Feigha no quedó convencida. Y no la culpo. El asunto era demasiado estúpido como para ser verosímil, aunque no por ello dejaba de ser cierto. El mencionado licor era un sustituto de tequila que vendía en su cantina el amigo de un tío de Andrés, en algún pueblucho del estado de Michoacán. Así se ganaba unos pesos extras.
Feigha e Isaac se me quedaron viendo con esa expresión de qué odiosito eres cuando sales con tus comentarios irritantitos (así, con el adjetivo en diminutivo, como buenos hijos de inmigrantes que nunca terminaron de aprender bien el idioma español), aunque ya sabían que me daba igual. Que, incluso, me encanta reírme de ellos usando ese anecdotario que me conseguí con mi vida bohemia y alejada de los centros comunitarios judíos. Ellos, tan buenos hebreos, tan fresas, tan correctos. Aparentemente, tan ajenos a mí.
¿Cómo rayos nos hicimos amigos? Misterio. Algo tuvo que ver aquella crisis mística que me llevó de regreso a la sinagoga, y con una actitud abierta y sin prejuicios. Supongo que por eso me cayeron bien, pese a su acartonado modo de ser. De hecho, para ser honesto, Feigha no sólo me cayó bien. En realidad, me resultó abrumadoramente atractiva: esos ojotes, esa nariz enorme. Ni modo. Me gustan las mujeres tipo Barbra Streisand, y desde que conocí a Feigha sigo pensando que vivir lejos de las sinagogas no fue tan buena idea.
Debrayes más, debrayes menos, al estar sentado frente a ella y desplegando mis técnicas de coqueteo basadas en mis anecdotarios babosos, empecé a cavilar con qué tema sería mi siguiente ataque. Algo adecuado para lograr que esa fascinante mujer se me quedara viendo con esos ojazos calibre 45, demostrándome que ya se había percatado de mi existencia. Y evidenciando que -sin duda- la empezaba a conquistar.

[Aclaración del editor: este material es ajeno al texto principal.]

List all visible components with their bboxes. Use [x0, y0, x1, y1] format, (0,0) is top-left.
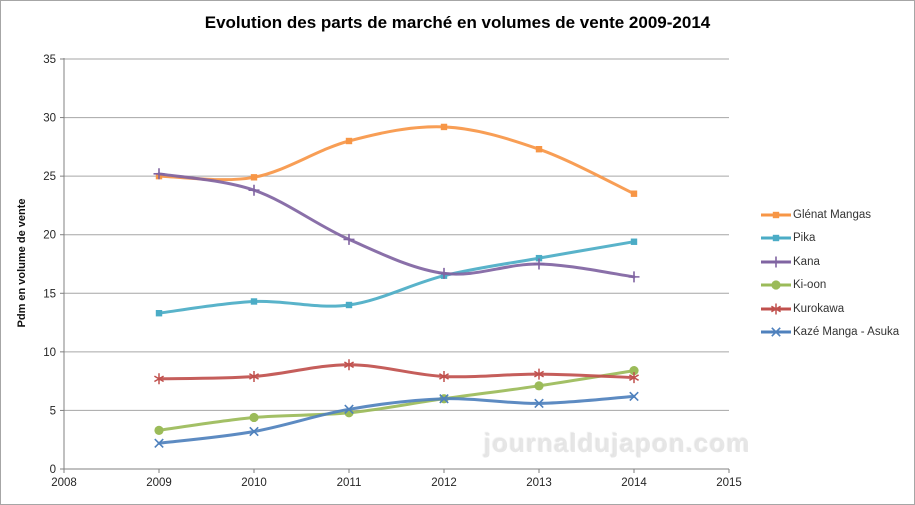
y-tick-label-30: 30	[43, 113, 56, 125]
legend-item-kana: Kana	[760, 250, 899, 274]
x-tick-label-2014: 2014	[621, 477, 647, 489]
marker-kurokawa-2010	[249, 370, 259, 382]
legend-item-pika: Pika	[760, 227, 899, 251]
marker-kana-2013	[533, 258, 545, 270]
legend-swatch-pika	[761, 235, 791, 242]
series-line-pika	[157, 240, 636, 315]
x-tick-label-2010: 2010	[241, 477, 267, 489]
x-tick-label-2008: 2008	[51, 477, 77, 489]
legend-item-kaz-manga-asuka: Kazé Manga - Asuka	[760, 321, 899, 345]
series-line-gl-nat-mangas	[157, 125, 636, 196]
legend-marker-ki-oon	[771, 280, 781, 290]
legend-marker-gl-nat-mangas	[772, 211, 780, 218]
y-tick-label-15: 15	[43, 288, 56, 300]
legend-marker-kurokawa	[771, 303, 781, 315]
legend-swatch-ki-oon	[761, 280, 791, 290]
marker-kana-2010	[248, 184, 260, 196]
x-tick-label-2012: 2012	[431, 477, 457, 489]
legend-marker-kaz-manga-asuka	[771, 327, 781, 338]
marker-kaz-manga-asuka-2009	[154, 438, 164, 448]
legend-swatch-kaz-manga-asuka	[761, 327, 791, 338]
series-line-kaz-manga-asuka	[157, 394, 636, 445]
marker-kurokawa-2009	[154, 373, 164, 385]
marker-kurokawa-2013	[534, 368, 544, 380]
marker-gl-nat-mangas-2011	[345, 137, 353, 145]
marker-kana-2012	[438, 267, 450, 279]
chart-title: Evolution des parts de marché en volumes…	[204, 13, 711, 32]
marker-kana-2011	[343, 233, 355, 245]
legend-label-pika: Pika	[793, 232, 816, 245]
marker-gl-nat-mangas-2013	[535, 146, 543, 153]
marker-kana-2014	[628, 271, 640, 283]
legend-swatch-gl-nat-mangas	[761, 211, 791, 218]
marker-ki-oon-2010	[249, 412, 259, 423]
x-tick-label-2011: 2011	[337, 477, 362, 489]
legend-item-kurokawa: Kurokawa	[760, 297, 899, 321]
series-line-kana	[157, 172, 636, 279]
y-tick-label-20: 20	[43, 230, 56, 242]
y-tick-label-10: 10	[43, 347, 56, 359]
marker-kurokawa-2014	[629, 372, 639, 384]
y-tick-label-0: 0	[50, 464, 56, 476]
marker-gl-nat-mangas-2012	[440, 123, 448, 131]
y-tick-label-35: 35	[43, 54, 56, 66]
marker-kaz-manga-asuka-2011	[344, 404, 354, 415]
legend-label-ki-oon: Ki-oon	[793, 279, 827, 292]
legend-swatch-kurokawa	[761, 303, 791, 315]
marker-ki-oon-2013	[534, 381, 544, 391]
marker-kaz-manga-asuka-2014	[629, 391, 639, 402]
marker-kurokawa-2011	[344, 359, 354, 371]
marker-pika-2014	[630, 238, 638, 245]
y-tick-label-5: 5	[50, 405, 56, 417]
marker-ki-oon-2014	[629, 366, 639, 376]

Aunque primero tenía que resolver otro problema: mis primos. Los temibles hermanos Davidovitz. Esos que todo lo vuelven negocio, producto, mercancía. Esos que nunca se comieron una maldita torta en el recreo de la escuela, porque preferían venderlas (confieso que hubo veces en que yo mismo les compré las tres). Esos que en ese inoportuno momento me empezaron a invadir con preguntas que ya no le interesaban a Feigha, y justo cuando ella era lo único que me interesaba.
–¿Dices que lo prepara un tío de Andrés? – pregunta de Allan.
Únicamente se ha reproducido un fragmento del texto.